El gobierno talibán persiguió en su día la producción y el consumo de hachís con palizas, inmersiones en agua helada a los infractores y penas de cárcel. Pero hizo la vista gorda con el opio. Era una forma de ganarse a los campesinos y, de paso, hacer daño a los infieles, los grandes consumidores de heroína.
Las buenas condiciones climáticas de la zona, el descontrol sobre un país en guerra y el interés de los comandantes talibanes hacen que Afganistán produzca en pleno siglo XXI seis veces más opio que el famoso Triángulo de Oro: Laos, Birmania y Tailandia.
Una minúscula parte de esa gigantesca producción se queda en el país, para el consumo de una pequeña población de desheredados. En las imágenes que acompañan a este texto puede verse a yonquis y fumadores de opio y heroína que han hecho del antiguo Centro Cultural Ruso de Kabul el lugar para consumir a salvo. El edificio, en la avenida de Darul Aman, aparece medio derruido y con las paredes perforadas por los impactos de los obuses. Su interior acoge a una extraña comunidad de cientos de enfermos que se oculta entre los socavones y a un puñado de camellos con mercancía fresca que pulula a su alrededor. En el suelo hay botellas de plástico con un refresco naranja en su interior, usadas como pipas de fortuna para fumar el kif, mecheros agotados y jeringuillas empleadas mil veces.

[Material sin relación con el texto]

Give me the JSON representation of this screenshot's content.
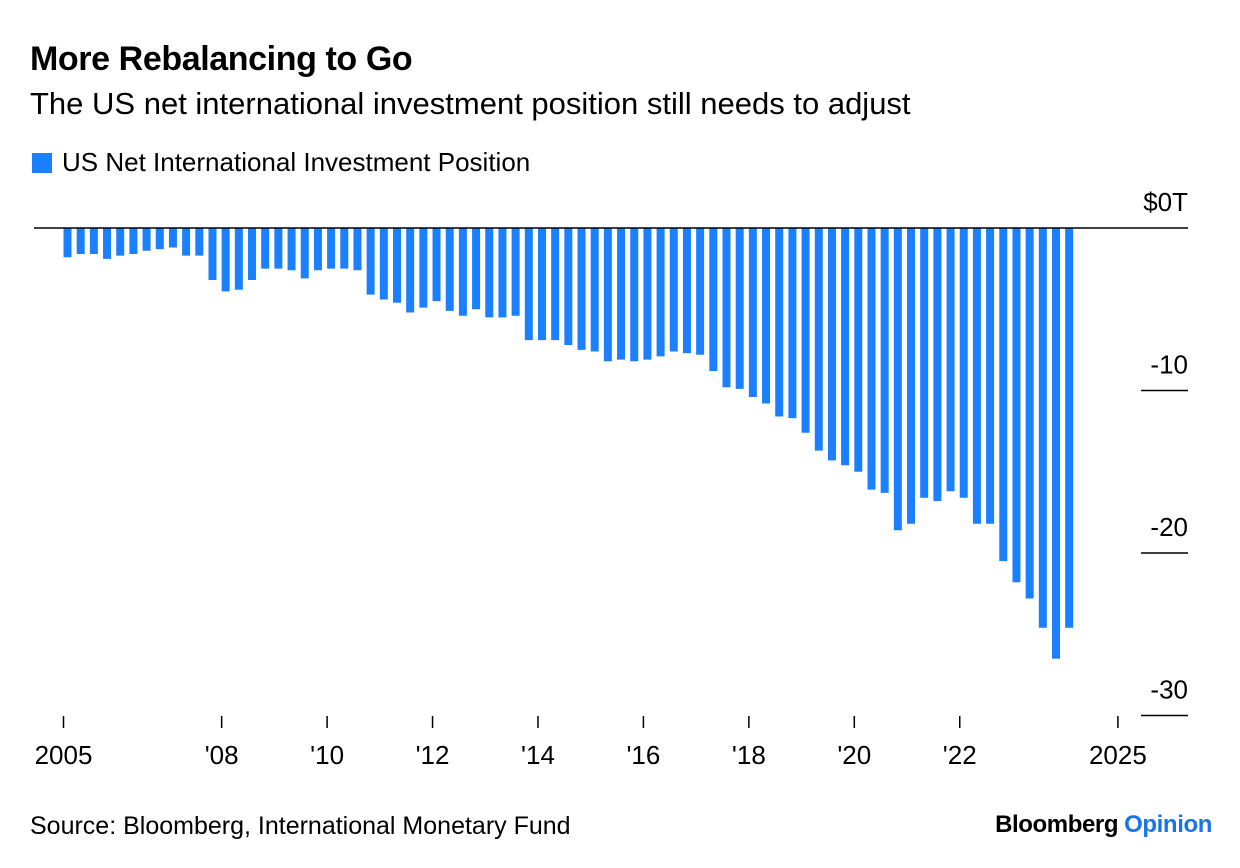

Conseguir opio en Kabul no es demasiado difícil. El precio de un gramo, 50 afganis, o lo que es lo mismo, unos 75 céntimos de euro, casi gratis para el bolsillo de un occidental. Tampoco es un precio desorbitado para los afganos que obtienen el dinero suficiente para hacer frente a su adicción mendigando por las calles. La Policía de Kabul estima que en la ciudad residen unos 2.000 adictos. De vez en cuando, un puñado de agentes recoge a los más afectados y los traslada a un centro de asistencia y desintoxicación, donde, algunos, enloquecidos por la droga, duermen desnudos sobre el suelo, encadenados de pies y manos.
Políticos implicados
La DEA considera que el tráfico mundial de heroína mueve 42.700 millones de euros cada año. Apenas unos 2.000 se quedan en Afganistán y menos de la cuarta parte llega a manos de los agricultores. Según la agencia de la ONU para la droga, el 60% de los diputados afganos está ligado a personas que tienen intereses en el tráfico de opio. Caudillos guerreros, traficantes y la mafia local mantienen estrechos vínculos con policías, funcionarios, jueces y gobernantes y son a menudo corrompidos para que hagan la vista gorda o faciliten el tráfico de los estupefacientes, alerta Naciones Unidas.
Los esfuerzos de Occidente y el descenso de los precios de la heroína por la sobreproducción de los últimos años han logrado la disminución de los cultivos de adormidera en el país. Por ejemplo, las tierras destinadas a la amapola en la provincia meridional de Helmand, donde brota nada menos que el 50% de la producción mundial de opio, han disminuido una tercera parte. El ataque aliado de estos días transita por esas tierras.
Ya el verano pasado 4.000 marines lanzaron una ofensiva contra los talibanes del valle de Helmand. La bautizaron como 'Khanjar' (tajo). Las imágenes de los soldados norteamericanos golpeando con varas las floridas amapolas malva, dieron la vuelta al mundo. Hoy, la adicción al opio en Afganistan es una herencia maldita que pasa de padres a hijos. Como Raihan, una joven madre afgana de Badakhshan que, tras fumar su pipa de opio, hace aspirar el humo a su hijo para evitar que el niño, adicto desde el útero, grite día y noche por culpa del síndrome de abstinencia.